First up on the bloggers' packed agenda was an audience with Vishal Sikka, executive board member and CTO, SAP. A year ago, Vishal was a mumbling geek talking in a language only rocket scientists could understand. Today we saw a much more confident person explaining how his burgeoning development organization is responding to change, how they're working on creating an agile organization and what difference the Sybase acquisition brings to the table. (check the video at the top of this post.) Vishal is of the view that over time, there will be perhaps 5 million interface screens for SAP software, the bulk of which will be available for mobile devices. The company emphasizes the Sybase acquisition as a mobile play but in the halls, global account sales people see this as an entree to the financial services world. Best of both? We'll see once the transaction has closed and the two companies have six months under their belt.
At the beginning of the video, you'll hear him talking about how much it pains SAP to hear Vinnie Mirchandani's criticism of SAP innovation characterized as 'spraypainting' old software: "That shit hurts man, you shouldn't say things like that," he says.
Next up was Bill McDermott, Co-CEO SAP. (see above)
I've said before that he can make eskimoes glad they paid the premium for buying top of the line freezers. He's that good a salesperson. Today was no different except that he sounded sincere when he said that: "SAP can still expand margins by running lean...but we are not milking SAP customers for the margin." In discussing the competitive landscape, Bill said that, "Customers don't buy a stack because you've got a stack." It's a fair point. He also called upon bloggers and SAP Mentors to open and maintain a dialogue with the CEO's office on agreed issues of mutual importance. Top of mind for some of us is the issue of making SAP Certification a value differentiator.

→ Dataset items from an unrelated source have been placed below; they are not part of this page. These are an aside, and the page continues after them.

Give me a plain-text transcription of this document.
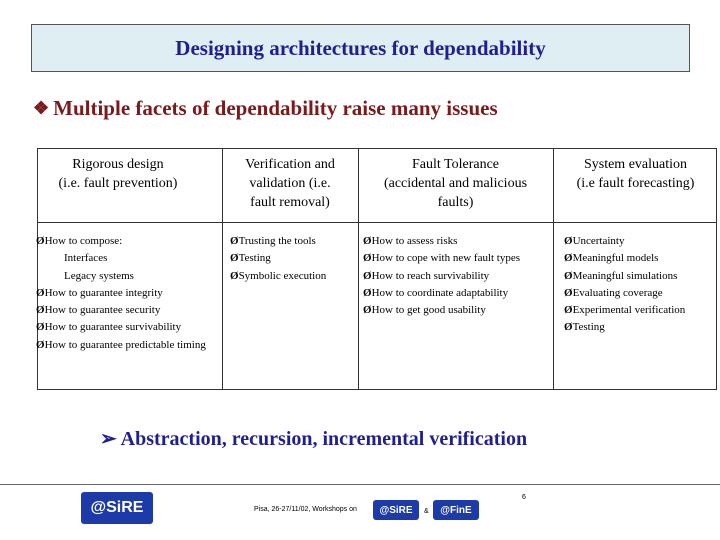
Designing architectures for dependability
❖ Multiple facets of dependability raise many issues
Rigorous design
(i.e. fault prevention)
ØHow to compose:
Interfaces
Legacy systems
ØHow to guarantee integrity
ØHow to guarantee security
ØHow to guarantee survivability
ØHow to guarantee predictable timing
Verification and
validation (i.e.
fault removal)
ØTrusting the tools
ØTesting
ØSymbolic execution
Fault Tolerance
(accidental and malicious
faults)
ØHow to assess risks
ØHow to cope with new fault types
ØHow to reach survivability
ØHow to coordinate adaptability
ØHow to get good usability
System evaluation
(i.e fault forecasting)
ØUncertainty
ØMeaningful models
ØMeaningful simulations
ØEvaluating coverage
ØExperimental verification
ØTesting
➢ Abstraction, recursion, incremental verification
@SiRE	Pisa, 26-27/11/02, Workshops on @SiRE & @FinE
6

Finally, we had an intense discussion with Doug Merritt, EVP OnDemand and Business ByDesign. Doug is really the sales guy but he has a sizable and challenging portfolio. During the conversation he said the company has developed starter packs that allow customers to buy by function at price points yet to be determined. Customers can also buy the suite for a minimum of 10-users. This is a huge departure from all previous statements by SAP and is perhaps a recognition that the market at 25 users and up requires a lot more than the as yet partly baked go to market strategy.
I remain concerned that SAP has not figured out how to get BYD to market in a way that will allow rapid growth. However, in the morning session, Jim Snabe, Co-CEO snuffed out one potential snafu. During the morning Q&A he made the point that SAP is not going to talk about BYD revenues but concentrate on numbers of customers. This will not please Wall Street but makes life easier for SAP as it attempts to ramp this line of business.
Conclusion - SAP comes out of day one honors even. It didn't deliver the kind of 'shock and awe' announcements I would have liked to see other than a muted reference to BYD. However, the soothing messages coming from the C-suite will help SAP apply more balm on the customer rope burns. That alone is worthwhile.